La figura femminile sembra essere del tutto disinteressata al neonato, e questo nel 1470 è semplicemente inconcepibile tanto sul piano morale quanto su quello iconografico: nelle “natività” la figura femminile, Maria, si prende cura del neonato. In questa miniatura, invece, è la figura maschile che se ne prende cura. Altro elemento strano sono gli animali. Il bue – il popolo degli eletti – sembra interessato solo alla figura femminile e sembra ignorare del tutto il neonato, al quale invece presta grande attenzione e amore l’asino – il popolo dei non eletti - , e questa strana configurazione sembra contraddire ancora una volta l’iconografia classica che prevedeva i due popoli, quello degli eletti e quello dei non eletti, uniti nel sostenere – riscaldare con l’alito – il neonato che rappresenta il futuro.
Nella miniatura ognuno degli animali raffigurati segue una propria strada. Il letto dove è seduta la figura femminile è troppo stretto per poter ospitare due persone, sembra più un letto singolo piuttosto di uno matrimoniale, e duqnue pare che la figura femminile dorma sola. Mentre la figura femminile è letteralmente ricoperta dal sangue divino, la figura maschile ne viene in contatto molto marginalmente – vi appoggia appena i piedi – e non ne è ricoperto. Credo che non siamo di fronte a una “natività” classica perché la figura femminile non mi pare abbia le connotazioni tipiche di Maria ma piuttosto quelle di Maria Maddalena, o meglio, della tradizione francese tramandata fino ai giorni nostri di Maria Maddalena. La miniatura mi sembra indirizzata a iniziati in grado di comprendere i simboli in essa contenuta.

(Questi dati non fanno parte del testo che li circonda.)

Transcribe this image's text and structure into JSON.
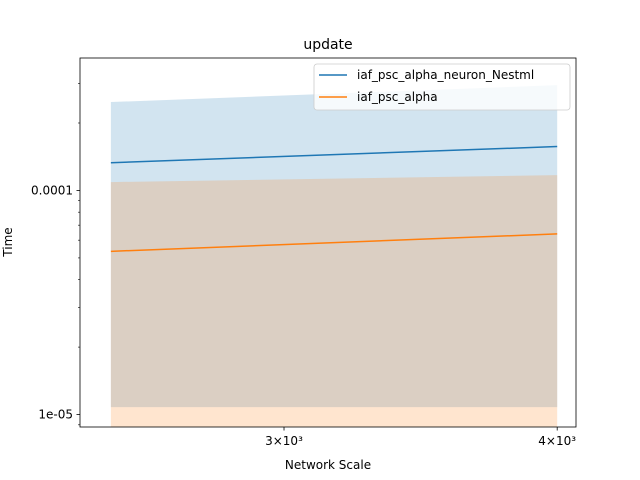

Ma com’era possibile che in una abbazia che aveva un importante scriptorium come quella della Besançon dell’epoca, dove, ovviamente, gli amnuensi erano sottoposti a un rigido e stretto controllo e dove, naturalmente, in molti erano in grado di leggere compiutamente i simboli raffigurati, com’era possibile che un messaggio così blasfemo per l’epoca potesse uscire proprio dall’abbazia? In realtà quando venne realizzata la miniatura eravamo nell’epoca del tracollo della potenza militare inglese in Francia e alla conclusione della sanguinosa guerra dei cent'anni con la perdita di quasi tutti i feudi inglesi, e con l’affermarsi dei sovrani francesi come Carlo VII di Francia che governerà fino al 1461, al quale subentrerà Luigi XI il Prudente. E fu dunque l’instabilità politica del passaggio tra il dominio inglese e i re francesi l’humus che rese possibile la realizzazione di quest’opera.